Because of the tremendous energies at play when blackholes collide, these events are natural laboratories in which physicists can test parts of their theories for which no earthly workshop will ever do.

For example, one such theory is Albert Einstein’s general relativity, which first predicted the existence of gravitational waves in 1916. Apart from their other responsibilities, the Indian contingent of the LIGO collaboration used the blackhole merger to verify if the speed of the waves through space depended on their wavelength, a property called dispersion. They did not – proving Einstein right. According to Bala Iyer, the principal investigator of the Indian team in LIGO, this paves the way for the use of “a new class of astrophysical sources to test Einstein’s theory … in extreme conditions.”

For another, scientists were also curious about whether the release of gravitational waves would be accompanied by flashes of light. “According to our current understanding of astrophysics, these binary blackholes will not produce” them, Ajith said. “However, as astronomers, we have to keep an open eye – our current understanding could be wrong!” Subsequently, India’s first and only space telescope was among the many telescopes around the world involved in the effort.

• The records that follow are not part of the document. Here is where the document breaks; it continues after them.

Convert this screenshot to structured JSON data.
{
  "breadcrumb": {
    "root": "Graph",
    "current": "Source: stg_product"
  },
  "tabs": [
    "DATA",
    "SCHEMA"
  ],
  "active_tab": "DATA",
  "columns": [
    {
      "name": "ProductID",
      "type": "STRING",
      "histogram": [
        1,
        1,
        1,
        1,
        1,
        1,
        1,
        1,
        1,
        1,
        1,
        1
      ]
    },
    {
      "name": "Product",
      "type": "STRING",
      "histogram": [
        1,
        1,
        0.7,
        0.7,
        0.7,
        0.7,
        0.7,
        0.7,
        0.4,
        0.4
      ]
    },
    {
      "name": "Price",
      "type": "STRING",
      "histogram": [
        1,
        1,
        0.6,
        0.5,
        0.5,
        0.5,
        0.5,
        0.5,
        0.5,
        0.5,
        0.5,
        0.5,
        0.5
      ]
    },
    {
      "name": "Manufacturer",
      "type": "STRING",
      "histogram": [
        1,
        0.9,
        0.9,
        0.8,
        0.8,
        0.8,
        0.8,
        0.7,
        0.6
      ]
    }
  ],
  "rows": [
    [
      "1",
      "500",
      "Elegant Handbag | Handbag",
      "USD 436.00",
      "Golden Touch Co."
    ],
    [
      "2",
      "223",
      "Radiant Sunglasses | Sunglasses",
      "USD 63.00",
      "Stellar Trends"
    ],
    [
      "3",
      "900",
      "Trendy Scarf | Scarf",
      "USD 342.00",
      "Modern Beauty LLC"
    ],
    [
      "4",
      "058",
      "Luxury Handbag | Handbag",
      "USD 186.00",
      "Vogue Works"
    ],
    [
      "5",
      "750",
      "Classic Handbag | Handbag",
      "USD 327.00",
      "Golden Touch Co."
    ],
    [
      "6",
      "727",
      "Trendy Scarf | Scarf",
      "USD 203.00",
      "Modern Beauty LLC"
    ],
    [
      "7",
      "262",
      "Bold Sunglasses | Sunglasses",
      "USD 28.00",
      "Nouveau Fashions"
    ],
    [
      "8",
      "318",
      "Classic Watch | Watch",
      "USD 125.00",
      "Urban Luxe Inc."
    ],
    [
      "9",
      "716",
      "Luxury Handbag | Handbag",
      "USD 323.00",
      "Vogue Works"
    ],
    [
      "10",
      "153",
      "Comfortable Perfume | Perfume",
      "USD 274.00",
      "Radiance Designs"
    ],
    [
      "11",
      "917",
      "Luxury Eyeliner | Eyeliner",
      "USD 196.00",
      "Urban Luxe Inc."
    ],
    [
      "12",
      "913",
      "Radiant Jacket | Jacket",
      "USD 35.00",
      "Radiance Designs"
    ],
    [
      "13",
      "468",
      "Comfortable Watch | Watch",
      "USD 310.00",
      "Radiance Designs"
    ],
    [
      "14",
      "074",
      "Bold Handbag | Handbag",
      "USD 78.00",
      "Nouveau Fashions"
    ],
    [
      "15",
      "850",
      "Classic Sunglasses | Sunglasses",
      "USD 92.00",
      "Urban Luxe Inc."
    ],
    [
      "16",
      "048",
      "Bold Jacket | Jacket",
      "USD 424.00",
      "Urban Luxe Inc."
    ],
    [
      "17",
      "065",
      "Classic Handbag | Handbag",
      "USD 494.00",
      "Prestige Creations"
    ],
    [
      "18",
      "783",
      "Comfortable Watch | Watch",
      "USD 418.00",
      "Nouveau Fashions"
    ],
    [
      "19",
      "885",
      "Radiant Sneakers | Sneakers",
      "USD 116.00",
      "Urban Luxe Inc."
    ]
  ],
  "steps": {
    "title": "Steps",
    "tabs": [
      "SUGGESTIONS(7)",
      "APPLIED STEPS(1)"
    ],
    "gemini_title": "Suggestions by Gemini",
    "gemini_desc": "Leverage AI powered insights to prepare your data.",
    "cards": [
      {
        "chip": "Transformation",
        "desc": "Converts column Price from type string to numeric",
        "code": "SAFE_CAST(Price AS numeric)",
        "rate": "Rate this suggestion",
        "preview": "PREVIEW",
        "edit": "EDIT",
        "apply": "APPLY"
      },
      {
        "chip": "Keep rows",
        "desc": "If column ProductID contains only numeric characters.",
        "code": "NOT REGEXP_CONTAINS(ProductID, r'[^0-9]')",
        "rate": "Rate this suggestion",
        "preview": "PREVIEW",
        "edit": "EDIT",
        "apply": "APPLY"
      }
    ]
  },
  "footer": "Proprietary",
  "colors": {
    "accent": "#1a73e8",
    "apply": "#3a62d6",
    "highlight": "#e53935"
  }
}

ASTROSAT has a suite of six instruments studying high-energy events in the universe. Among them, the Cadmium-Zinc-Telluride Imager instrument is adept at X-ray and gamma radiation studies and is among the best of its kind. The scientists following up after LIGO’s tip used it to conduct an extensive search for fleeting X-ray flashes in the sky coinciding with the time and location of the merger. Nothing turned up. Then, its operators teamed up with the international GROWTH collaboration of 18 observatories to rule out the merger’s association with another event.

The takeaway was that the current understanding of astronomers was right after all – so far.

But that would not be the end of the story: there is still the matter of answers we don’t have yet, and despite being three detections down, gravitational-wave astronomy has only just begun. For example, as Scott had alluded to earlier, scientists are not sure how binary blackholes form in the first place. And we probably won’t know better until more LIGO observations –  joined by the Indian LIGO in 2024 and assisted by ground- and space-based telescopes – reveal a wider assortment of possibilities.

“We are also anticipating other kinds of sources – such as mergers involving neutron stars, which are amazingly rich and complex,” Ajith elaborated. “Astronomers around the world are preparing to observe electromagnetic flashes from such events.”

“I think the big discoveries are yet to come. Who knows, something completely unexpected might show up in the skies!”